Le peuple français ou au moins les institutions qui le représentent aiment bien se souvenir avec une nostalgie valorisante des combattants de la Résistance. En témoignent à la fois les plaques commémoratives que l’on trouve par exemple dans bon nombre des rues parisiennes et la Journée nationale qui leur est consacrée depuis trois ans seulement et qui vient d’avoir lieu fin mai. Du côté du cinéma, cette ferveur patriotique s’est montrée sensiblement plus discrète. Ce sont en effet des histoires sur la persécution des juifs qui y occupent le devant de la scène, telles que Monsieur Batignole de Gérard Jugnot, La Rafle de Roselyne Bosch et plus récemment Les Enfants de la chance de Malik Chibane. Peut-être le monument cinématographique en la matière – L’Armée des ombres de Jean-Pierre Melville – a-t-il trop tendance à impressionner quiconque oserait se pencher sur ce chapitre assez trouble de l’Histoire française ? Pour son troisième long-métrage, le réalisateur Gabriel Le Bomin adopte en tout cas un point de vue plutôt hagiographique, ne laissant que peu de place à une réflexion plus nuancée sur ces héros de la guerre larvée contre l’occupant allemand. Nos patriotes s’apparente par conséquent à une leçon d’Histoire, certes efficace et bien intentionnée, quoique guère plus ambitieuse en termes formels que les trois films cités plus haut.

Synopsis : Fait prisonnier après la défaite française de l’été 1940, le tireur sénégalais Addi Bâ arrive à s’enfuir et à se cacher dans les Vosges. Il est d’abord recueilli par l’enseignante Christine, qui lui trouve un travail dans une scierie près de la forêt. Grâce à l’intervention de l’employé de préfecture Baptiste Elhinger, Addi obtient même des papiers français en règle, qui lui permettront de rechercher plus activement son ami Zana. Quand Christine lui propose de rejoindre sa cellule de résistants, qui aurait grandement besoin de son expertise militaire pour mener des opérations de sabotage sur le terrain, Addi s’engage sans hésiter.

Une abeille dans la main

Les freins à l’appréciation sont généralement légion dans les films qui évoquent sur le ton du pathos les exploits des valeureux résistants. Pour commencer, il n’y a bien sûr pas à tergiverser quant à l’attribution forcément manichéenne des rôles, les méchants barbares étant les nazis et les partisans du maquis revêtant l’habit d’une sorte de saint de la république, avec les vilains collaborateurs comme seule zone d’ombres sur le tableau. Puis, en fonction de la période à laquelle se déroulent les événements, être corps et âme un résistant signifie avec une probabilité importante de tomber tôt ou tard sous les balles de l’occupant. Enfin, l’agencement dramatique de l’intrigue suit le plus souvent un schéma peu souple, ponctué de premiers pas timides au sein de l’organisation clandestine, d’opérations de plus en plus hardies et de trahisons inéluctables qui se soldent par le démantèlement sanglant de la cellule. Même si Nos patriotes se conforme un peu trop docilement à ces passages obligés, il n’en demeure pas moins un film poignant, capable de plonger le spectateur dans une époque marquée avant tout par une insoutenable incertitude. Car aussi courageux et presque rageusement pugnace le protagoniste soit-il, les épreuves qu’il devra traverser au fil de l’intrigue démontrent avec une certaine adresse qu’en temps de guerre, rien n’est jamais acquis.

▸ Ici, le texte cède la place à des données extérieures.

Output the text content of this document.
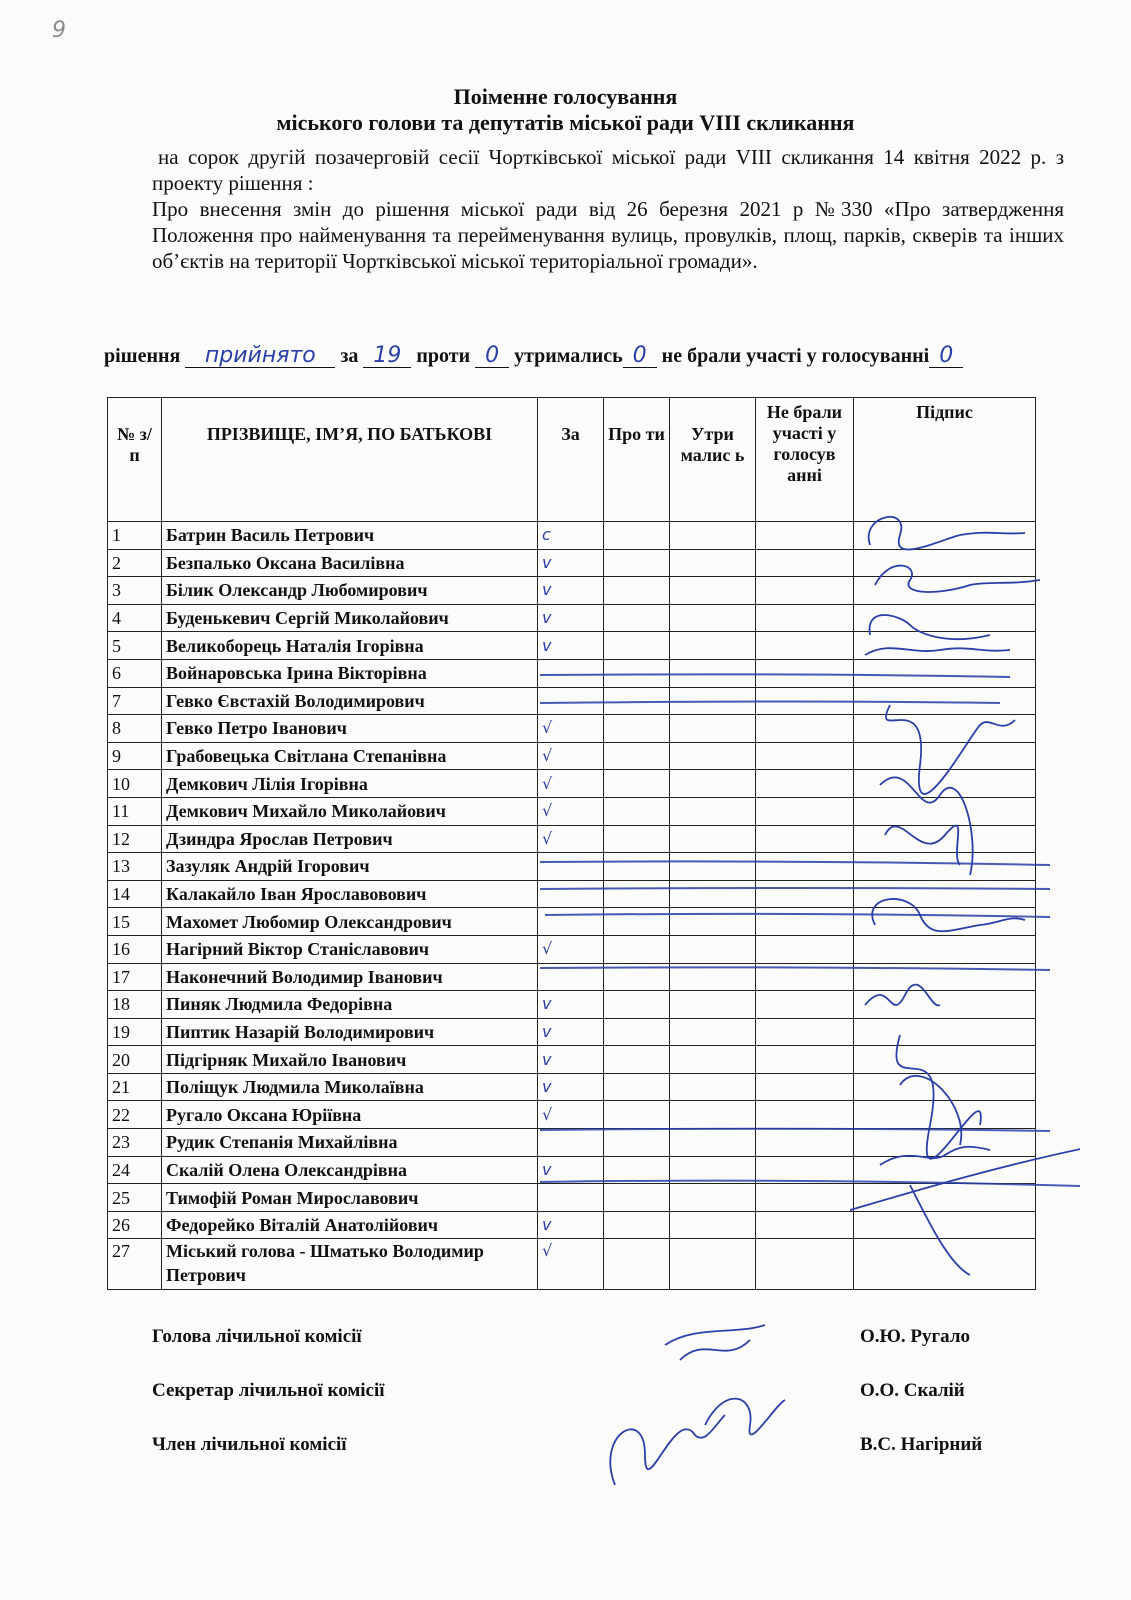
9
Поіменне голосування
міського голови та депутатів міської ради VIII скликання

на сорок другій позачерговій сесії Чортківської міської ради VIII скликання 14 квітня 2022 р. з проекту рішення :

Про внесення змін до рішення міської ради від 26 березня 2021 р №330 «Про затвердження Положення про найменування та перейменування вулиць, провулків, площ, парків, скверів та інших об’єктів на території Чортківської міської територіальної громади».

рішення прийнято за 19 проти 0 утримались 0 не брали участі у голосуванні 0
№ з/п	ПРІЗВИЩЕ, ІМ’Я, ПО БАТЬКОВІ	За	Про ти	Утри малис ь	Не брали участі у голосув анні	Підпис
1	Батрин Василь Петрович	c				
2	Безпалько Оксана Василівна	v				
3	Білик Олександр Любомирович	v				
4	Буденькевич Сергій Миколайович	v				
5	Великоборець Наталія Ігорівна	v				
6	Войнаровська Ірина Вікторівна					
7	Гевко Євстахій Володимирович					
8	Гевко Петро Іванович	√				
9	Грабовецька Світлана Степанівна	√				
10	Демкович Лілія Ігорівна	√				
11	Демкович Михайло Миколайович	√				
12	Дзиндра Ярослав Петрович	√				
13	Зазуляк Андрій Ігорович					
14	Калакайло Іван Ярославовович					
15	Махомет Любомир Олександрович					
16	Нагірний Віктор Станіславович	√				
17	Наконечний Володимир Іванович					
18	Пиняк Людмила Федорівна	v				
19	Пиптик Назарій Володимирович	v				
20	Підгірняк Михайло Іванович	v				
21	Поліщук Людмила Миколаївна	v				
22	Ругало Оксана Юріївна	√				
23	Рудик Степанія Михайлівна					
24	Скалій Олена Олександрівна	v				
25	Тимофій Роман Мирославович					
26	Федорейко Віталій Анатолійович	v				
27	Міський голова - Шматько Володимир Петрович	√				
Голова лічильної комісії	О.Ю. Ругало
Секретар лічильної комісії	О.О. Скалій
Член лічильної комісії	В.С. Нагірний
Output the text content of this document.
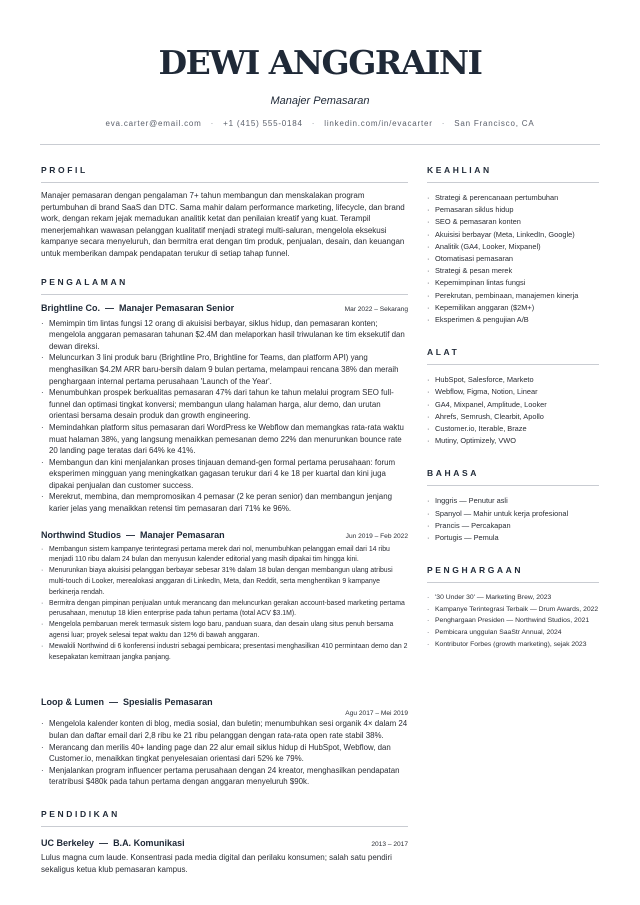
DEWI ANGGRAINI
Manajer Pemasaran
eva.carter@email.com · +1 (415) 555-0184 · linkedin.com/in/evacarter · San Francisco, CA
PROFIL

Manajer pemasaran dengan pengalaman 7+ tahun membangun dan menskalakan program pertumbuhan di brand SaaS dan DTC. Sama mahir dalam performance marketing, lifecycle, dan brand work, dengan rekam jejak memadukan analitik ketat dan penilaian kreatif yang kuat. Terampil menerjemahkan wawasan pelanggan kualitatif menjadi strategi multi-saluran, mengelola eksekusi kampanye secara menyeluruh, dan bermitra erat dengan tim produk, penjualan, desain, dan keuangan untuk memberikan dampak pendapatan terukur di setiap tahap funnel.

PENGALAMAN
Brightline Co. — Manajer Pemasaran Senior	Mar 2022 – Sekarang
· Memimpin tim lintas fungsi 12 orang di akuisisi berbayar, siklus hidup, dan pemasaran konten; mengelola anggaran pemasaran tahunan $2.4M dan melaporkan hasil triwulanan ke tim eksekutif dan dewan direksi.
· Meluncurkan 3 lini produk baru (Brightline Pro, Brightline for Teams, dan platform API) yang menghasilkan $4.2M ARR baru-bersih dalam 9 bulan pertama, melampaui rencana 38% dan meraih penghargaan internal pertama perusahaan 'Launch of the Year'.
· Menumbuhkan prospek berkualitas pemasaran 47% dari tahun ke tahun melalui program SEO full-funnel dan optimasi tingkat konversi; membangun ulang halaman harga, alur demo, dan urutan orientasi bersama desain produk dan growth engineering.
· Memindahkan platform situs pemasaran dari WordPress ke Webflow dan memangkas rata-rata waktu muat halaman 38%, yang langsung menaikkan pemesanan demo 22% dan menurunkan bounce rate 20 landing page teratas dari 64% ke 41%.
· Membangun dan kini menjalankan proses tinjauan demand-gen formal pertama perusahaan: forum eksperimen mingguan yang meningkatkan gagasan terukur dari 4 ke 18 per kuartal dan kini juga dipakai penjualan dan customer success.
· Merekrut, membina, dan mempromosikan 4 pemasar (2 ke peran senior) dan membangun jenjang karier jelas yang menaikkan retensi tim pemasaran dari 71% ke 96%.
Northwind Studios — Manajer Pemasaran	Jun 2019 – Feb 2022
· Membangun sistem kampanye terintegrasi pertama merek dari nol, menumbuhkan pelanggan email dari 14 ribu menjadi 110 ribu dalam 24 bulan dan menyusun kalender editorial yang masih dipakai tim hingga kini.
· Menurunkan biaya akuisisi pelanggan berbayar sebesar 31% dalam 18 bulan dengan membangun ulang atribusi multi-touch di Looker, merealokasi anggaran di LinkedIn, Meta, dan Reddit, serta menghentikan 9 kampanye berkinerja rendah.
· Bermitra dengan pimpinan penjualan untuk merancang dan meluncurkan gerakan account-based marketing pertama perusahaan, menutup 18 klien enterprise pada tahun pertama (total ACV $3.1M).
· Mengelola pembaruan merek termasuk sistem logo baru, panduan suara, dan desain ulang situs penuh bersama agensi luar; proyek selesai tepat waktu dan 12% di bawah anggaran.
· Mewakili Northwind di 6 konferensi industri sebagai pembicara; presentasi menghasilkan 410 permintaan demo dan 2 kesepakatan kemitraan jangka panjang.
Loop & Lumen — Spesialis Pemasaran
Agu 2017 – Mei 2019
· Mengelola kalender konten di blog, media sosial, dan buletin; menumbuhkan sesi organik 4× dalam 24 bulan dan daftar email dari 2,8 ribu ke 21 ribu pelanggan dengan rata-rata open rate stabil 38%.
· Merancang dan merilis 40+ landing page dan 22 alur email siklus hidup di HubSpot, Webflow, dan Customer.io, menaikkan tingkat penyelesaian orientasi dari 52% ke 79%.
· Menjalankan program influencer pertama perusahaan dengan 24 kreator, menghasilkan pendapatan teratribusi $480k pada tahun pertama dengan anggaran menyeluruh $90k.
PENDIDIKAN
UC Berkeley — B.A. Komunikasi	2013 – 2017

Lulus magna cum laude. Konsentrasi pada media digital dan perilaku konsumen; salah satu pendiri sekaligus ketua klub pemasaran kampus.

KEAHLIAN
· Strategi & perencanaan pertumbuhan
· Pemasaran siklus hidup
· SEO & pemasaran konten
· Akuisisi berbayar (Meta, LinkedIn, Google)
· Analitik (GA4, Looker, Mixpanel)
· Otomatisasi pemasaran
· Strategi & pesan merek
· Kepemimpinan lintas fungsi
· Perekrutan, pembinaan, manajemen kinerja
· Kepemilikan anggaran ($2M+)
· Eksperimen & pengujian A/B
ALAT
· HubSpot, Salesforce, Marketo
· Webflow, Figma, Notion, Linear
· GA4, Mixpanel, Amplitude, Looker
· Ahrefs, Semrush, Clearbit, Apollo
· Customer.io, Iterable, Braze
· Mutiny, Optimizely, VWO
BAHASA
· Inggris — Penutur asli
· Spanyol — Mahir untuk kerja profesional
· Prancis — Percakapan
· Portugis — Pemula
PENGHARGAAN
· '30 Under 30' — Marketing Brew, 2023
· Kampanye Terintegrasi Terbaik — Drum Awards, 2022
· Penghargaan Presiden — Northwind Studios, 2021
· Pembicara unggulan SaaStr Annual, 2024
· Kontributor Forbes (growth marketing), sejak 2023
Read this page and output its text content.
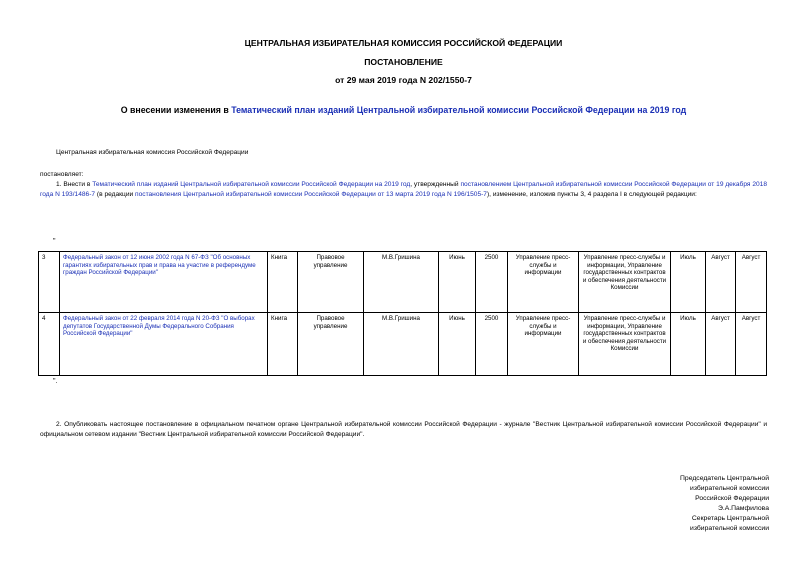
ЦЕНТРАЛЬНАЯ ИЗБИРАТЕЛЬНАЯ КОМИССИЯ РОССИЙСКОЙ ФЕДЕРАЦИИ
ПОСТАНОВЛЕНИЕ
от 29 мая 2019 года N 202/1550-7
О внесении изменения в Тематический план изданий Центральной избирательной комиссии Российской Федерации на 2019 год
Центральная избирательная комиссия Российской Федерации
постановляет:
1. Внести в Тематический план изданий Центральной избирательной комиссии Российской Федерации на 2019 год, утвержденный постановлением Центральной избирательной комиссии Российской Федерации от 19 декабря 2018 года N 193/1486-7 (в редакции постановления Центральной избирательной комиссии Российской Федерации от 13 марта 2019 года N 196/1505-7), изменение, изложив пункты 3, 4 раздела I в следующей редакции:
"
3	Федеральный закон от 12 июня 2002 года N 67-ФЗ "Об основных гарантиях избирательных прав и права на участие в референдуме граждан Российской Федерации"	Книга	Правовое управление	М.В.Гришина	Июнь	2500	Управление пресс-службы и информации	Управление пресс-службы и информации, Управление государственных контрактов и обеспечения деятельности Комиссии	Июль	Август	Август
4	Федеральный закон от 22 февраля 2014 года N 20-ФЗ "О выборах депутатов Государственной Думы Федерального Собрания Российской Федерации"	Книга	Правовое управление	М.В.Гришина	Июнь	2500	Управление пресс-службы и информации	Управление пресс-службы и информации, Управление государственных контрактов и обеспечения деятельности Комиссии	Июль	Август	Август
".
2. Опубликовать настоящее постановление в официальном печатном органе Центральной избирательной комиссии Российской Федерации - журнале "Вестник Центральной избирательной комиссии Российской Федерации" и официальном сетевом издании "Вестник Центральной избирательной комиссии Российской Федерации".
Председатель Центральной
избирательной комиссии
Российской Федерации
Э.А.Памфилова
Секретарь Центральной
избирательной комиссии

Mieux vaut une erreur que la catastrophe

Le portrait de Addi Bâ, ce Guinéen reconnu très tardivement par les autorités pour son sacrifice au nom d’une France libre, relève largement de l’image d’Épinal. D’abord perçu comme un intrus dans le microcosme provincial des Vosges, il ne tarde pas à séduire tous ceux qui ont affaire à lui. Cette offensive de charme aurait quelque chose de caricatural, si elle n’émanait pas d’un acteur aussi talentueux et sincère que Marc Zinga, qui y trouve son rôle le plus entier depuis sa révélation dans Qu’Allah bénisse la France de Abd Al Malik il y a deux ans et demi. Grâce à son interprétation et en dépit du talon d’Achille prévisible dont le scénario affuble son personnage, le récit maintient un niveau de vigueur suffisamment élevé pour naviguer sans trop de peine à travers les poncifs évoqués précédemment. Ce sont davantage les personnages secondaires qui font les frais d’une reconstitution exclusivement héroïque des faits, puisque ils ne font guère plus que mettre en valeur le poisson hors de l’eau et pourtant plein de ressources. Ce constat peu glorieux vaut à parts égales pour la professeur engagée campée par Alexandra Lamy, la volontaire de la Croix rouge jouée par Louane Emera dans son premier rôle depuis le sacre de La Famille Bélier de Eric Lartigau et les deux rescapés de L’Inconnu du lac de Alain Guiraudie, Pierre Deladonchamps et Patrick D’Assumçao, respectivement en fonctionnaire et en paysan.

Conclusion

Il n’y a qu’un véritable moment de cinéma dans Nos patriotes, ou plus précisément une instance lorsque la mise en scène s’interroge réellement sur les limites de la représentation de la guerre au cinéma : tout au début, lorsque les prisonniers français doivent participer à la recréation d’une bataille urbaine gagnée par les Allemands, qui n’ont pas eu le temps d’en produire des images exploitables et qui profitent donc de la présence de Addi Bâ et de ses hommes pour en faire une fois de plus de la chair à canons, d’une manière particulièrement cynique. Pour le reste, il s’agit d’un film honorable, entièrement consacré à ériger en héros de la Résistance un homme que les manuels d’Histoire ont hélas trop longtemps ignoré.